The rebrand caused a wave of confusion online, especially when the logo was changed but the company was slow to update the website itself. The Twitter branding, including the words “tweet,” “retweet” and “quote tweet,” was still on the site for days afterward.Meanwhile, Mr Musk continued to post about his preferred brand terminology, responding to users by saying that tweets should now be called “Xs” and that the entire concept of retweeting should be reassessed.

He has since rowed back on this, saying at The New York Times’ DealBook Summit at the end of November that he prefers tweets to be called posts.

“All the work that they put into Twitter and tweets and you know, all the cool terminology, that just got erased,” brand expert Mr Neumeier said.

While Twitter isn’t the first big tech company to rebrand in recent years – the parent companies of Google and Facebook changing to Alphabet and Meta, respectively – it is one of the most extreme examples.The fact many users didn’t understand why Twitter was rebranded made it hard for them to accept the platform as X, all four of the experts CNN spoke to said.

Ms Schiffer said it is partly because the core platform itself hasn’t really changed.“I think it’s one thing to rebrand your company if you’re launching a completely new product and you really want to widen the scope of what your brand stands for,” she said. “It’s quite another thing to just slap a new name on an old product.”

X is becoming more of a multi-function platform, with the introduction of audio and video calling and a payment feature.

Some former employees are among the people who were happy about the rebrand, marketing expert Ms Schiffer said, as the company no longer resembled the one they had spent years building and protecting.

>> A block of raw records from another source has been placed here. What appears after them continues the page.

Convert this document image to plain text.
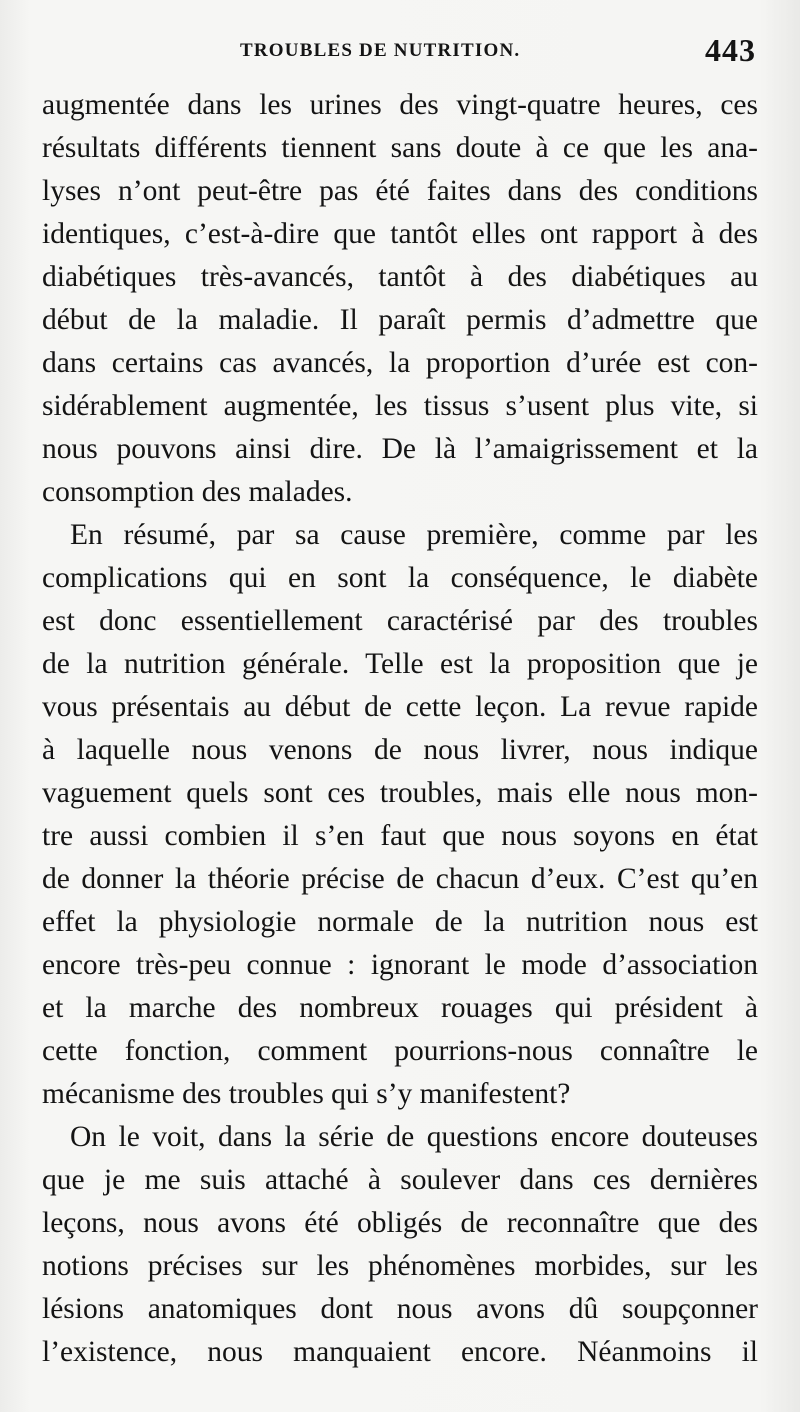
TROUBLES DE NUTRITION.	443
augmentée dans les urines des vingt-quatre heures, ces
résultats différents tiennent sans doute à ce que les ana-
lyses n’ont peut-être pas été faites dans des conditions
identiques, c’est-à-dire que tantôt elles ont rapport à des
diabétiques très-avancés, tantôt à des diabétiques au
début de la maladie. Il paraît permis d’admettre que
dans certains cas avancés, la proportion d’urée est con-
sidérablement augmentée, les tissus s’usent plus vite, si
nous pouvons ainsi dire. De là l’amaigrissement et la
consomption des malades.
En résumé, par sa cause première, comme par les
complications qui en sont la conséquence, le diabète
est donc essentiellement caractérisé par des troubles
de la nutrition générale. Telle est la proposition que je
vous présentais au début de cette leçon. La revue rapide
à laquelle nous venons de nous livrer, nous indique
vaguement quels sont ces troubles, mais elle nous mon-
tre aussi combien il s’en faut que nous soyons en état
de donner la théorie précise de chacun d’eux. C’est qu’en
effet la physiologie normale de la nutrition nous est
encore très-peu connue : ignorant le mode d’association
et la marche des nombreux rouages qui président à
cette fonction, comment pourrions-nous connaître le
mécanisme des troubles qui s’y manifestent?
On le voit, dans la série de questions encore douteuses
que je me suis attaché à soulever dans ces dernières
leçons, nous avons été obligés de reconnaître que des
notions précises sur les phénomènes morbides, sur les
lésions anatomiques dont nous avons dû soupçonner
l’existence, nous manquaient encore. Néanmoins il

“Some of them really breathed a sigh of relief,” she said. “They were like, ‘Okay, yeah, Twitter is dead.’”

Why can’t we stop saying ‘Twitter’?

The rebrand has struggled to take hold in mainstream culture because of the name ‘X’, Mr Neumeier said.

The single letter, which is also a roman numeral and a cross symbol in its own right “gets lost in sentences” and “looks like a misprint,” he said.

Name changes take some getting used to, James Withey, global executive strategy and innovation director for brand specialist Landor said, highlighting that people still called Nissan “Datsun” for years after its rebrand in the 1980s.